Output: standard output

 

National Construction and Project Centre (NCPC) and the Bureau of Civil Engineering Works (BCEW) have been given the authority of testing and certifying the quality of rods used in construction works in the country. The Get and Do construction company has recently got a contract of construction at different sites of the country. Before the construction can start they want to get the rods from their n sites tested either at NCPC or at BCEW. Get and Do has got the permission of testing T1 rods at NCPC and T2 at BCEW. There are mi samples at site i (1 <= i <= n).
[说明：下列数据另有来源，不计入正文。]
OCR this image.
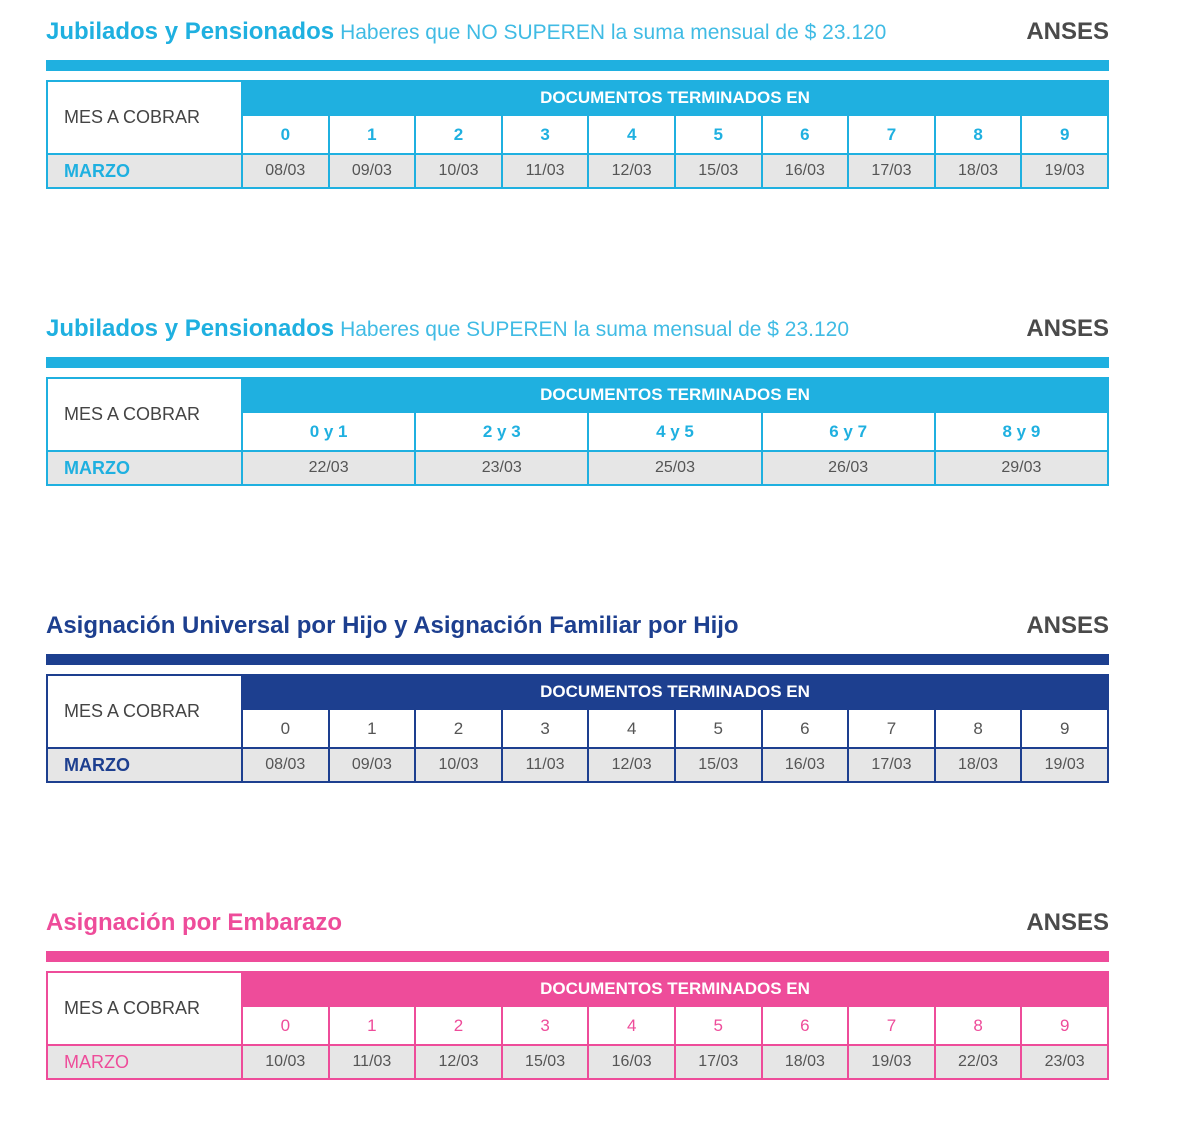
Jubilados y Pensionados Haberes que NO SUPEREN la suma mensual de $ 23.120	ANSES
MES A COBRAR	DOCUMENTOS TERMINADOS EN									
	0	1	2	3	4	5	6	7	8	9
MARZO	08/03	09/03	10/03	11/03	12/03	15/03	16/03	17/03	18/03	19/03
Jubilados y Pensionados Haberes que SUPEREN la suma mensual de $ 23.120	ANSES
MES A COBRAR	DOCUMENTOS TERMINADOS EN				
	0 y 1	2 y 3	4 y 5	6 y 7	8 y 9
MARZO	22/03	23/03	25/03	26/03	29/03
Asignación Universal por Hijo y Asignación Familiar por Hijo	ANSES
MES A COBRAR	DOCUMENTOS TERMINADOS EN									
	0	1	2	3	4	5	6	7	8	9
MARZO	08/03	09/03	10/03	11/03	12/03	15/03	16/03	17/03	18/03	19/03
Asignación por Embarazo	ANSES
MES A COBRAR	DOCUMENTOS TERMINADOS EN									
	0	1	2	3	4	5	6	7	8	9
MARZO	10/03	11/03	12/03	15/03	16/03	17/03	18/03	19/03	22/03	23/03
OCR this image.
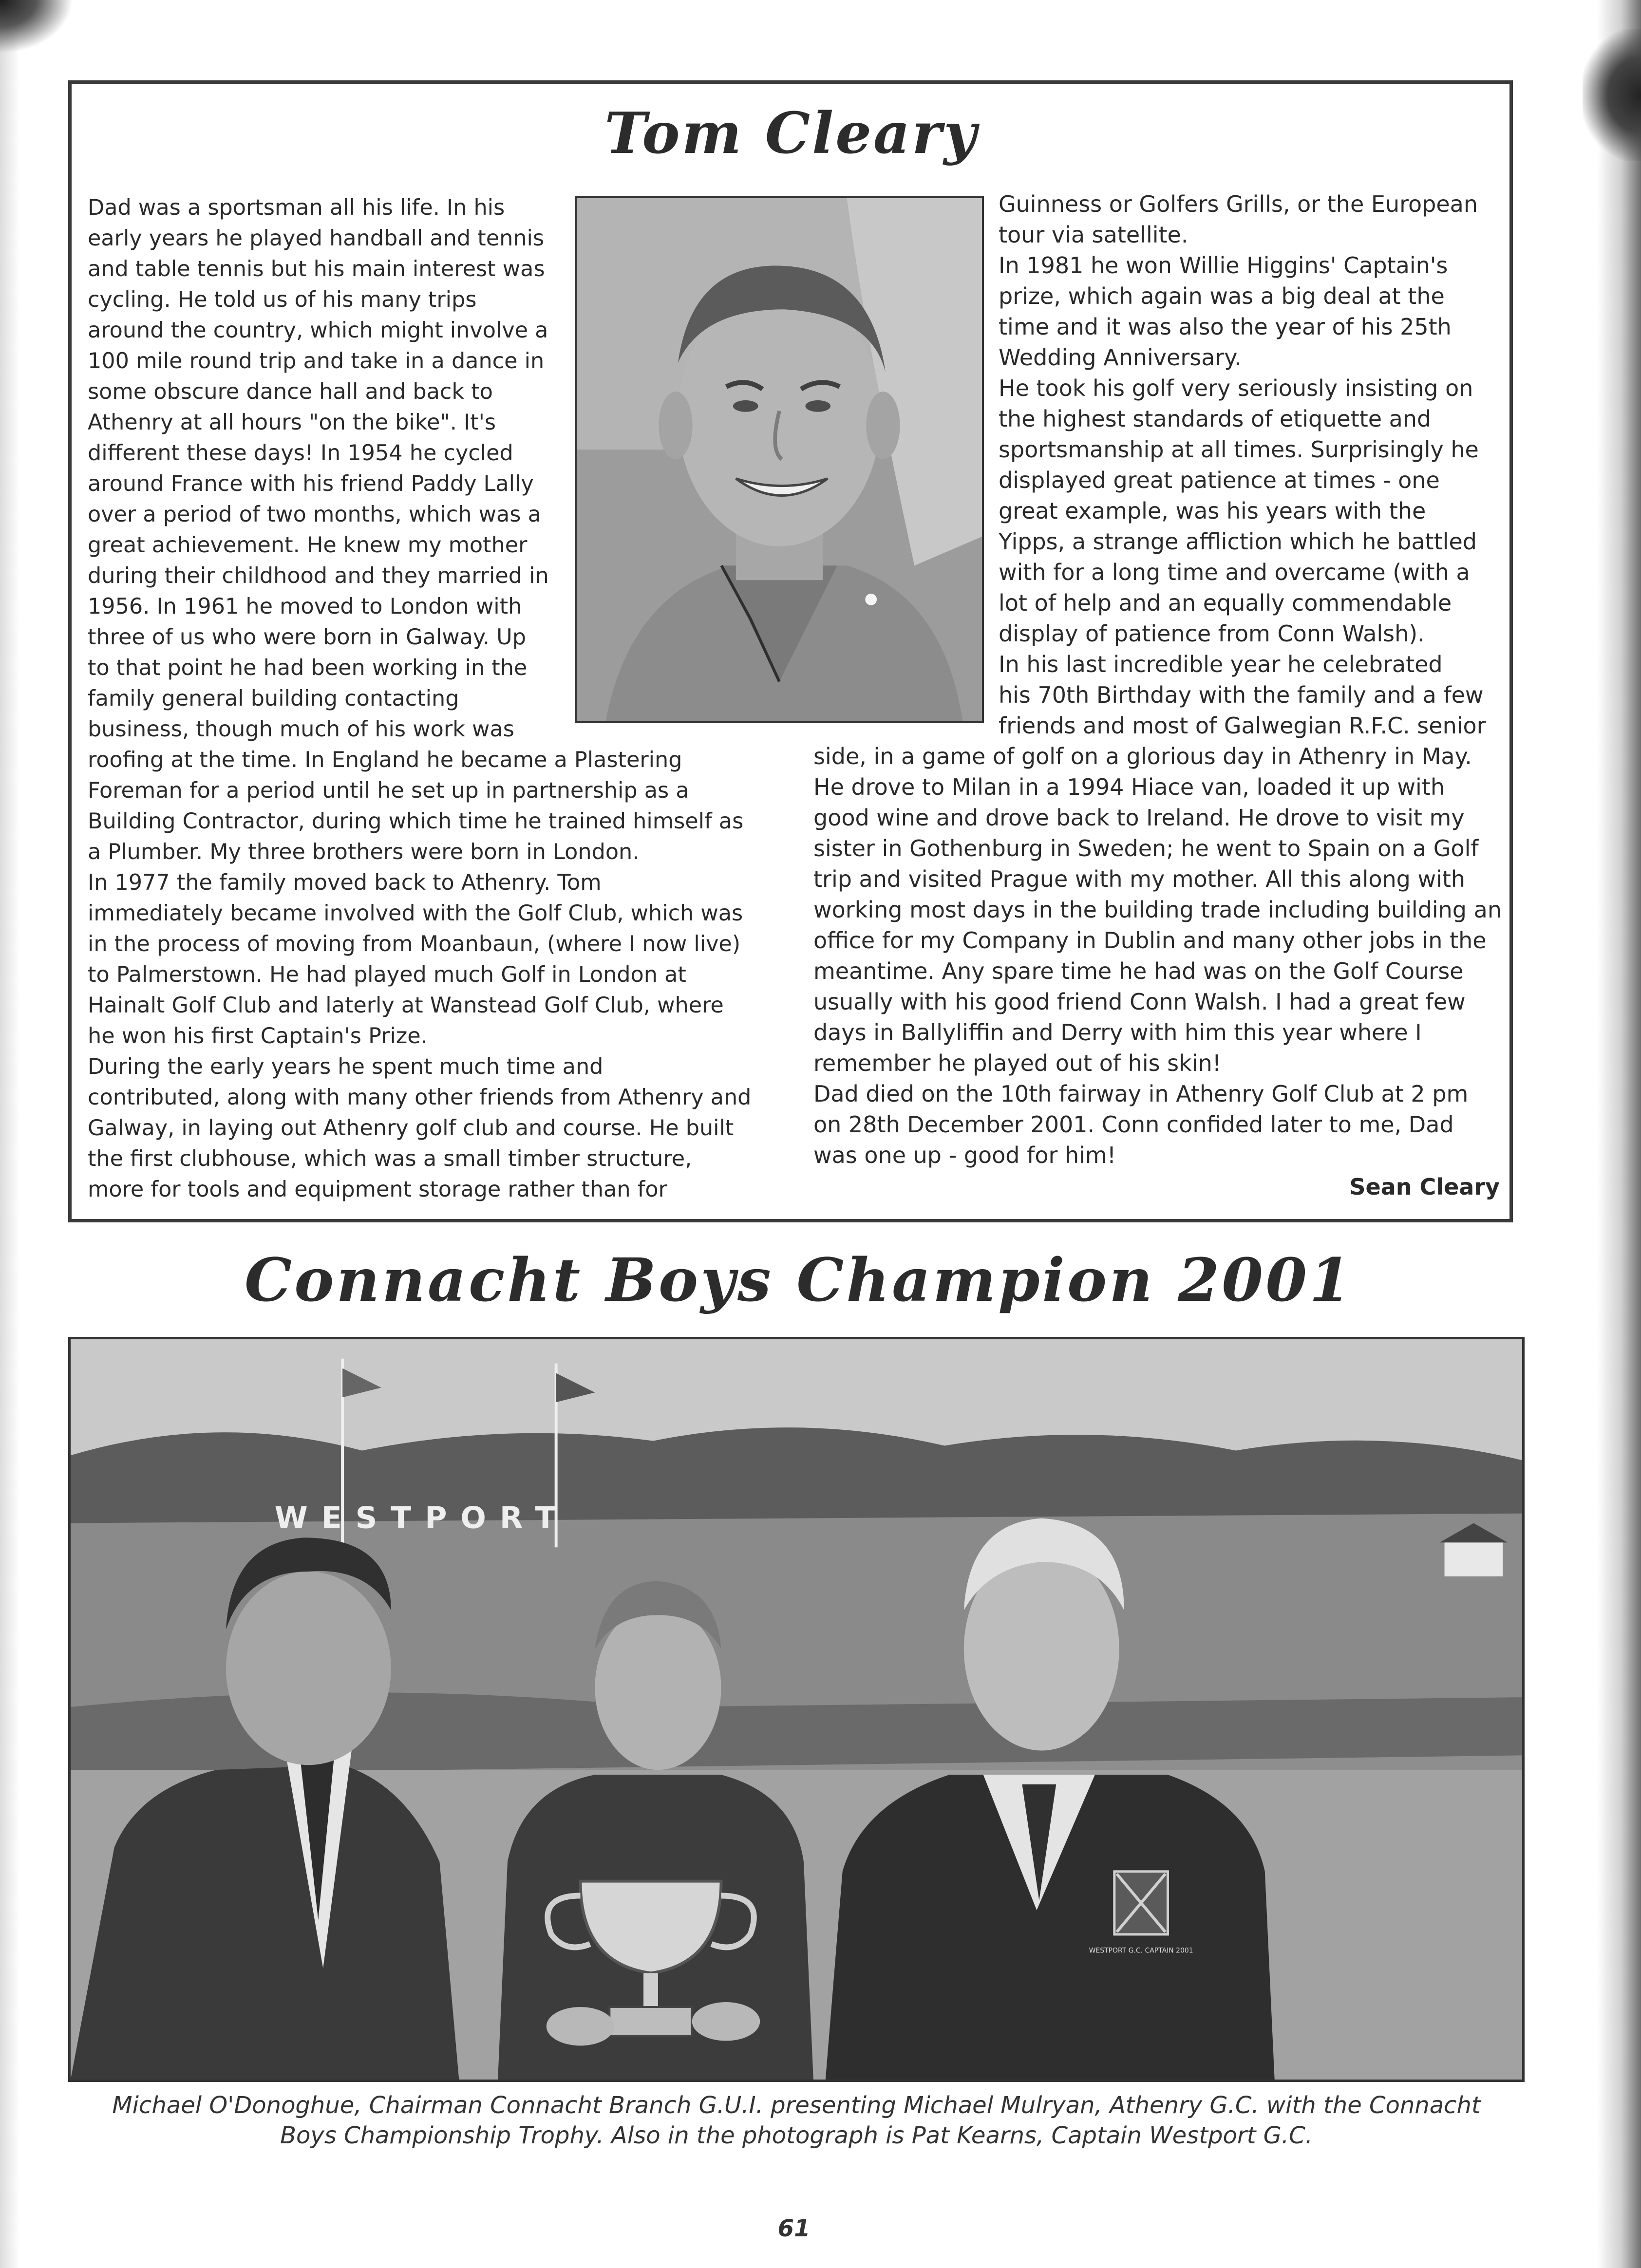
Tom Cleary
Dad was a sportsman all his life. In his
early years he played handball and tennis
and table tennis but his main interest was
cycling. He told us of his many trips
around the country, which might involve a
100 mile round trip and take in a dance in
some obscure dance hall and back to
Athenry at all hours "on the bike". It's
different these days! In 1954 he cycled
around France with his friend Paddy Lally
over a period of two months, which was a
great achievement. He knew my mother
during their childhood and they married in
1956. In 1961 he moved to London with
three of us who were born in Galway. Up
to that point he had been working in the
family general building contacting
business, though much of his work was
roofing at the time. In England he became a Plastering
Foreman for a period until he set up in partnership as a
Building Contractor, during which time he trained himself as
a Plumber. My three brothers were born in London.
In 1977 the family moved back to Athenry. Tom
immediately became involved with the Golf Club, which was
in the process of moving from Moanbaun, (where I now live)
to Palmerstown. He had played much Golf in London at
Hainalt Golf Club and laterly at Wanstead Golf Club, where
he won his first Captain's Prize.
During the early years he spent much time and
contributed, along with many other friends from Athenry and
Galway, in laying out Athenry golf club and course. He built
the first clubhouse, which was a small timber structure,
more for tools and equipment storage rather than for
Guinness or Golfers Grills, or the European
tour via satellite.
In 1981 he won Willie Higgins' Captain's
prize, which again was a big deal at the
time and it was also the year of his 25th
Wedding Anniversary.
He took his golf very seriously insisting on
the highest standards of etiquette and
sportsmanship at all times. Surprisingly he
displayed great patience at times - one
great example, was his years with the
Yipps, a strange affliction which he battled
with for a long time and overcame (with a
lot of help and an equally commendable
display of patience from Conn Walsh).
In his last incredible year he celebrated
his 70th Birthday with the family and a few
friends and most of Galwegian R.F.C. senior
side, in a game of golf on a glorious day in Athenry in May.
He drove to Milan in a 1994 Hiace van, loaded it up with
good wine and drove back to Ireland. He drove to visit my
sister in Gothenburg in Sweden; he went to Spain on a Golf
trip and visited Prague with my mother. All this along with
working most days in the building trade including building an
office for my Company in Dublin and many other jobs in the
meantime. Any spare time he had was on the Golf Course
usually with his good friend Conn Walsh. I had a great few
days in Ballyliffin and Derry with him this year where I
remember he played out of his skin!
Dad died on the 10th fairway in Athenry Golf Club at 2 pm
on 28th December 2001. Conn confided later to me, Dad
was one up - good for him!
Sean Cleary
Connacht Boys Champion 2001
WESTPORT
WESTPORT G.C. CAPTAIN 2001
Michael O'Donoghue, Chairman Connacht Branch G.U.I. presenting Michael Mulryan, Athenry G.C. with the Connacht
Boys Championship Trophy. Also in the photograph is Pat Kearns, Captain Westport G.C.
61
Sum total of these samples over all the n sites is just equal to (T1 + T2). The cost of testing j items from site i at NCPC is Ci,j,1 and that of testing at BCEW is Ci,j,2. Write a program to find a minimum cost testing schedule for the Get and Do company.

 

Input

The input may contain multiple test cases. The first line of each test case contains the two nonnegative integers T1 and T2 (1 <= T1 + T2 <= 300). The next line contains n (1 <= n <= 30). Then follow 3n lines. For 1 <= i <= n, line (3i - 2) contains the value of mi (1 <= mi <= 20), line (3i - 1) contains mi nonnegative integers Ci,j,1 (1 <= j <= mi) and line 3i contains mi nonnegative integers Ci,j,2 (1 <= j <= mi). You may assume that 0 <= Ci,j,1, Ci,j,2 <= 1000.

 

A test case containing two zeros for T1 and T2 terminates the input, and this case must not be processed.

 

Output

For each test case in the input print two lines. The first line contains an integer giving the minimum cost for testing all the samples at NCPC and BCEW. The next line contains n integers with two consecutive integers separated by a single space. The i-th integer gives the numbers of samples from site i that are tested at NCPC (it is implicit that the rest are tested at BCEW). Note that the second output line is not unique, and hence any optimal testing schedule is acceptable. Print a blank line after the outputs of each test case.

 

Sample Input

10 12
5
5
10 30 70 150 310
10 20 40 60 180
7
30 60 90 120 160 200 240
20 60 100 130 160 200 240
4
40 60 80 100
30 70 100 120
3
60 120 180
20 50 90
3
30 70 100
30 70 100
0 0

Sample Output

580
1 3 4 0 2

_________________________________________________________________________________________
Rezaul Alam Chowdhury

"Two things are infinite. One is the universe, the other is human stupidity and I am not sure about the former."

題目描述:

給定兩家公司,分別指派 T1, T2 個檢測樣品的個數,而在每一站中,會有 m 個樣品,而兩家公司有不同的表格,對應假使檢測 j 個樣品的價錢(不是第 j 個樣品的價錢),問兩公司分配後的總花費最小為何。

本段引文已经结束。